# Changing file name on the Kindle



## mdietz39 (Feb 7, 2011)

I downloaded the 13 Oz books (.mobi format) from Gutenberg.  No problem.  I then copied them onto my Kindle.  No problem.  But I have a problem with the file and book names.

For example:  the Gutenberg file name for "The Patchwork Girl of Oz" is 07woz11.mobi.  This indicates this particular book is the 7th in the series.  The name of the book as displayed on the Kindle is "The Patchwork Girl of Oz".  I would like to have the 7 displayed in the book name displayed on the Kindle.  I had thought I would be able to modify the display name to have the series number displayed.  That way I could easily read the books in the order that Mr. Baum wrote them.

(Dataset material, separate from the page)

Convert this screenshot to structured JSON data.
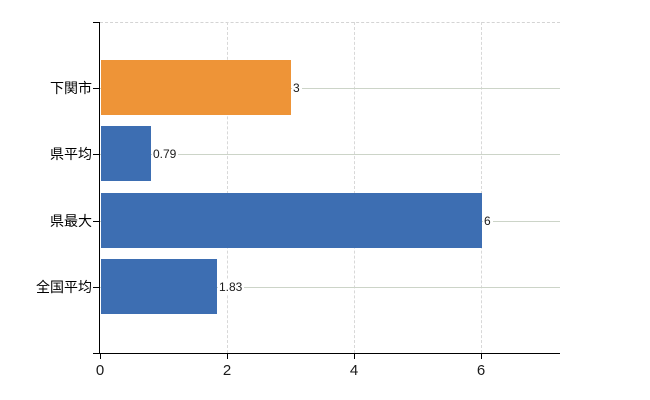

Is there any way to change the book name display to something like "Oz07 The Patchwork Girl of Oz"?  Or is it possible to have a separate entry on the Kindle with the desired name that would load the actual book, sort of a link type of entry?

Thank you for any suggestions or advice.

Mike

ps. I am getting more and more fascinated with this device.  After 40 years of programming on computers, mainframes and PCs, I am seeing many possible uses for the Kindle.


----------



## pidgeon92 (Oct 27, 2008)

For updating the metadata of your books, check out Calibre.

Be sure to watch the demo video on the website.


----------